You hold up the group behind you at least four times per round by ordering from the beer cart in the middle of the fairway.
You take (or make) a half-dozen cell phone calls per round, always when it's your turn to play.
Your hat is on backwards, your blue jeans are sagging and your tank top includes at least one obscenity.
You leave 6-inch deep footprints in every bunker, but bitch like hell when your ball lands in one.
You ignore the signs, arrows and ropes and drive your cart wherever you damn well please, because you paid for it.
You can easily be located at any point during your round simply by following the sound of the constant conversational f-bombs.

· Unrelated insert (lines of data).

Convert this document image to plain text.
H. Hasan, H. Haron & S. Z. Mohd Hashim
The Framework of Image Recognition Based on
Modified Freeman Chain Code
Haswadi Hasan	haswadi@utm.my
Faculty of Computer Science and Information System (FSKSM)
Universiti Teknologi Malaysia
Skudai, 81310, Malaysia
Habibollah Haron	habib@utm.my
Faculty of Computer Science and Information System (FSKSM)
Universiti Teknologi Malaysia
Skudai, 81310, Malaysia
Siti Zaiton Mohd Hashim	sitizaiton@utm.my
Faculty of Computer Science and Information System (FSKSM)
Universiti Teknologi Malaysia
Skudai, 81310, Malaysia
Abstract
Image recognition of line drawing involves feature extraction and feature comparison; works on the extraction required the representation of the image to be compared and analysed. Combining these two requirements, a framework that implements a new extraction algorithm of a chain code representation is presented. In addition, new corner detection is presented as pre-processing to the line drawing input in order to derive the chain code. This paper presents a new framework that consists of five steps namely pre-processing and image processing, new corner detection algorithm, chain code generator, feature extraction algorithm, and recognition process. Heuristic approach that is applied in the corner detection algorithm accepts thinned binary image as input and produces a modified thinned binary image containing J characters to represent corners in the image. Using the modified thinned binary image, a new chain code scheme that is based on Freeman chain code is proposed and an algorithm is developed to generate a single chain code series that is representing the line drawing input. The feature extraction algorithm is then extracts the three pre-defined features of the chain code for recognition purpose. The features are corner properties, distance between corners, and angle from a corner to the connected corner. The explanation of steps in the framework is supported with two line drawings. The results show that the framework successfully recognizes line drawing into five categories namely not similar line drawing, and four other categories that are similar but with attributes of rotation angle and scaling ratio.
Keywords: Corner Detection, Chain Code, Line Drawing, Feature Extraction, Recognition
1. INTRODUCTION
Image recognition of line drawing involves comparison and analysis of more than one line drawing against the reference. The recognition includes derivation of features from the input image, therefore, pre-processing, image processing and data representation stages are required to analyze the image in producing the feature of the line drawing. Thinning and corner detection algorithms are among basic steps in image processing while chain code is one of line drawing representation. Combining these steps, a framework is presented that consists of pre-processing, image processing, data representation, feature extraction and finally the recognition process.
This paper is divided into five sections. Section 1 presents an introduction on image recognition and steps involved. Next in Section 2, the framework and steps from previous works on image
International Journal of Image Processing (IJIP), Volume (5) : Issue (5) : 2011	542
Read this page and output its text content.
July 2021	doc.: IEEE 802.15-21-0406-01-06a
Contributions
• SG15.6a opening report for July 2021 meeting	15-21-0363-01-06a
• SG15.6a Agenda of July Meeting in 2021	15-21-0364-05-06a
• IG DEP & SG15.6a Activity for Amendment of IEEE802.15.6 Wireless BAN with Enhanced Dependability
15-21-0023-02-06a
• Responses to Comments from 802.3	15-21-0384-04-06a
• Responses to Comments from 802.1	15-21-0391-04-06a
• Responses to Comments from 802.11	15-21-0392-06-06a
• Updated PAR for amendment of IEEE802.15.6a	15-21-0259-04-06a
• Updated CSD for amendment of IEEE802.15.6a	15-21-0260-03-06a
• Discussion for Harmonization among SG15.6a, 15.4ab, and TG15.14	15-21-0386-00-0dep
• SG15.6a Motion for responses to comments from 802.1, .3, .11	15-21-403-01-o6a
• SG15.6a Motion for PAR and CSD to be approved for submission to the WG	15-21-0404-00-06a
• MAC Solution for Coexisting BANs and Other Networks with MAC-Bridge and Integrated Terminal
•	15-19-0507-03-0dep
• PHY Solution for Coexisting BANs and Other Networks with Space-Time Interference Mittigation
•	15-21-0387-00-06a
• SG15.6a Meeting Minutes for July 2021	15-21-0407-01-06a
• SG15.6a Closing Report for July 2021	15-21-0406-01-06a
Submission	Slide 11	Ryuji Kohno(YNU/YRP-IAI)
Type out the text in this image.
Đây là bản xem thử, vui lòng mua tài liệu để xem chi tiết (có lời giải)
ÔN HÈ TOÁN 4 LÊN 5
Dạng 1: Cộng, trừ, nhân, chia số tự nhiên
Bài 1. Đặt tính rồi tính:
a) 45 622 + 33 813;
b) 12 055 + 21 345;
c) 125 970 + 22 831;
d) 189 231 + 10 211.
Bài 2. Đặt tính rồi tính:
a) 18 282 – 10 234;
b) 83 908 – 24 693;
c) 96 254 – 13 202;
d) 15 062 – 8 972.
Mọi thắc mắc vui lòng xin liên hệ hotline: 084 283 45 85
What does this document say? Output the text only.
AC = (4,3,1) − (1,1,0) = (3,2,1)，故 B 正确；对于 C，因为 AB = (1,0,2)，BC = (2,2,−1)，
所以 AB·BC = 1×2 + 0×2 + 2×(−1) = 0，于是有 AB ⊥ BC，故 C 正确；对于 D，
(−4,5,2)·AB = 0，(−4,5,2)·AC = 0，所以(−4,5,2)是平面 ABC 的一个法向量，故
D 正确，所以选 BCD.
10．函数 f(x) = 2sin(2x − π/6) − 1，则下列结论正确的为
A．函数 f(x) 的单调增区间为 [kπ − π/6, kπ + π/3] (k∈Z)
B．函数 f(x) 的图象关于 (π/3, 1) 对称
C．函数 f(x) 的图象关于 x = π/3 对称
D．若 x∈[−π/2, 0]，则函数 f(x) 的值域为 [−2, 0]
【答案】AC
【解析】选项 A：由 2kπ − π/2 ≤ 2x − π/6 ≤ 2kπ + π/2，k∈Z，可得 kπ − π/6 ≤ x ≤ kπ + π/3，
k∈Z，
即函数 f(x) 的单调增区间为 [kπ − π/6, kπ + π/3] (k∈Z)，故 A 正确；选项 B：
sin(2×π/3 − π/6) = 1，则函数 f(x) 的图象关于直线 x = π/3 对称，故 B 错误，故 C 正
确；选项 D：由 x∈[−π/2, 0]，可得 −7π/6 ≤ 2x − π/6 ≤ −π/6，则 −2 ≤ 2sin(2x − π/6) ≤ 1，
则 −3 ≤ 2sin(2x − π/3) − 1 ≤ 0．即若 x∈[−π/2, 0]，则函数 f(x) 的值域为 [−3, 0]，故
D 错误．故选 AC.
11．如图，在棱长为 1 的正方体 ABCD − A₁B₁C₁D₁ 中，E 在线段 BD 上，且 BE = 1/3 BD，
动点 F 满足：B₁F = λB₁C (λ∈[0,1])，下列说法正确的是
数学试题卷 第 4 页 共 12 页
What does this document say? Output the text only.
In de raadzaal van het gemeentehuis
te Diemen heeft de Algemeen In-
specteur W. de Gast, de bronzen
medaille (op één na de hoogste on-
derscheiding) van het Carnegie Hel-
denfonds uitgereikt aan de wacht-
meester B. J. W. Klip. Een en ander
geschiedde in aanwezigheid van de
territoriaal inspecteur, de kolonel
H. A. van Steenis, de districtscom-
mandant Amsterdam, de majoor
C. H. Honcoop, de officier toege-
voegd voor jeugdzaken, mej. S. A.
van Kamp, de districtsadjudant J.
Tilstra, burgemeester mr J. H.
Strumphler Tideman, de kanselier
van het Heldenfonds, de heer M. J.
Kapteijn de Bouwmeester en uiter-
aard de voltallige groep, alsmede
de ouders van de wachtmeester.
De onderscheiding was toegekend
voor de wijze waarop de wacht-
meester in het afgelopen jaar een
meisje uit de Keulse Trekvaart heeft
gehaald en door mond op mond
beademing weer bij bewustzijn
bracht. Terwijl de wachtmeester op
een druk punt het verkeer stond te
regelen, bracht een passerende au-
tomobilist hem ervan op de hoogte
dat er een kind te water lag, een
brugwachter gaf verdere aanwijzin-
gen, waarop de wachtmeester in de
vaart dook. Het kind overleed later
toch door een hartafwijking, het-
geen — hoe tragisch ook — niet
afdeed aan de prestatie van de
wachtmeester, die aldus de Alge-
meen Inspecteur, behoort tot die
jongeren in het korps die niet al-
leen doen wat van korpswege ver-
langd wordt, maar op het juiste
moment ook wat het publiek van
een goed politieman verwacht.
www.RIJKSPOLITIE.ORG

If by some miracle your group catches up to the group ahead of you, you hit into them.
Your idea of proper on-course bathroom etiquette is to turn your back when you urinate -- if there's a woman nearby.
If forced to let a faster group play through, you pick up your pace and push them for several holes just to prove that the play-through was not justified.
You never, under any circumstances, warn other players if one of your shots is about to hit them. If the person you almost hit was in plain sight and asks why you didn't yell fore, shrug and say, "I didn't see you."
On a particularly busy day, you make sure to ball-hawk for five minutes at every water hazard.
While warming up for your round, you hit 30-yard pitching wedges to the practice putting green.
At the end of the round, you add up your score on the green.